Harvard filed a breach of contract action in Norfolk Circuit Court. The defendants filed a plea in bar, arguing that as TARP recipients, they could not pay the severance. However, Harvard argued that by the prohibition of the payment of his contracted severance compensation was a taking of his private property without just compensation in violation of the Fifth Amendment to the Constitution. The court agreed with Harvard’s argument and denied the plea in bar.

Shore Bank then took the position that for purposes of calculating the severance, Harvard was employed not by Shore Bank, but by Shore Financial Corporation, a holding company created by Shore Bank. Harvard argued that Shore Bank was judicially estopped from making this argument because in the Plea in Bar, Shore Bank asserted that it and Shore Financial Corporation were one employer under federal tax and TARP regulations.

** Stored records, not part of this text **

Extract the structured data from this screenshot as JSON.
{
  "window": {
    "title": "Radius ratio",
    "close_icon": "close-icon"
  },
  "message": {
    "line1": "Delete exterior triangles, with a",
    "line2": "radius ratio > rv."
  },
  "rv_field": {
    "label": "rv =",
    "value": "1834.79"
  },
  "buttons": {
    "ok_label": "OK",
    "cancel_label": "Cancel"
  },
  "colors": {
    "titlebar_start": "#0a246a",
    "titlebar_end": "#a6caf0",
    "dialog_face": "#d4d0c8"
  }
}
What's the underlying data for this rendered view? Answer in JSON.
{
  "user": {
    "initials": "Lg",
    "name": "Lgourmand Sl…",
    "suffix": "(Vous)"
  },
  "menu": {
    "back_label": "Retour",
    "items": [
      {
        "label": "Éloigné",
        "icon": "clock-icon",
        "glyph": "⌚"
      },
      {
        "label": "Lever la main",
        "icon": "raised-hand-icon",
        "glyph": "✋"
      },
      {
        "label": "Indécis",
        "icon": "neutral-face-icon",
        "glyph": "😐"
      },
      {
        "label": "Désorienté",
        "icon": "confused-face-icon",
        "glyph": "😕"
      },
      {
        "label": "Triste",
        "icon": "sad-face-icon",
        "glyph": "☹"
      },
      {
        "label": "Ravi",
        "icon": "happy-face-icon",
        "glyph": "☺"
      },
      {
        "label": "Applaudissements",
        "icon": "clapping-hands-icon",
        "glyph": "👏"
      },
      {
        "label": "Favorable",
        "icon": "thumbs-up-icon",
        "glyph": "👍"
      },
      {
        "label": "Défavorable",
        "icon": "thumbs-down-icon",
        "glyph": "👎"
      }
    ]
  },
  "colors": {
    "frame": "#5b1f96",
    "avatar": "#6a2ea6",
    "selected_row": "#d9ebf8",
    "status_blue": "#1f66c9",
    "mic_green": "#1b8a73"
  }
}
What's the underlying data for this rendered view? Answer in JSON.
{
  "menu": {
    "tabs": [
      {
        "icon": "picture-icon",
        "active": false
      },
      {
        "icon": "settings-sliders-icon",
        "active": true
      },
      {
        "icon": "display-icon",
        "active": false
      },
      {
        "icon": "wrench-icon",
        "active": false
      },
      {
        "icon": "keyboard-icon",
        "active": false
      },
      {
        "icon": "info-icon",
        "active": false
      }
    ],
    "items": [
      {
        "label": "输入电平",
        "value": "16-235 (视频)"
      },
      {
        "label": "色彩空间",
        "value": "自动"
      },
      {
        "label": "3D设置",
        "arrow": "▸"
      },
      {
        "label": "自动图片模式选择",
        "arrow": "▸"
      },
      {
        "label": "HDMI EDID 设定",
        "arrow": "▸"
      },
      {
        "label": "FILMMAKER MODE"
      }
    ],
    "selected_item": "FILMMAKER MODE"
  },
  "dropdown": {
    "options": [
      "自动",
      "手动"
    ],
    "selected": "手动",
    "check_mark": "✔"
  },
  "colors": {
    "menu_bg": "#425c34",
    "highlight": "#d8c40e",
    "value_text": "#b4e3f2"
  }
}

Again, the court agreed with Harvard. As the court explained, in order for judicial estoppel to apply, three conditions must be present: (1) the inconsistent or contradictory assertion must be a factual statement and not just alternative legal theories or an erroneous position on a question of law; (2) if the inconsistent positions occur in different proceedings, the parties must be the same; and (3) the court must have relied upon the inconsistent position when making its earlier decision. Harvard v. Shore Bank, et al., Case No, p. 5. Here, the court found, the prior inconsistent assertion was a factual assertion—that the TARP regulations applied to Shore Bank. Id., p. 6. The defendants had asserted that both Hampton Roads Bankshares and its wholly owned subsidiary Shore Bank. TARP only applied to Shore Bank’s contract with Harvard if Shore Bank were a TARP fund recipient because it is treated as the same employer as Hampton Roads Bankshares/Shore Financial Corporation, the direct recipient of the TARP funds. Secondly, the court relied on the factual assertion that Hampton Roads Bankshares and Shore Bank were TARP recipients in reaching its decision on the defendants’ Plea in Bar and finding that the TARP regulations prohibited the severance payment. Thus, judicial estoppel applied and precluded the defendants from arguing that Shore Bank was not Harvard’s employer and thus not obligated to pay severance or attorneys’ fees.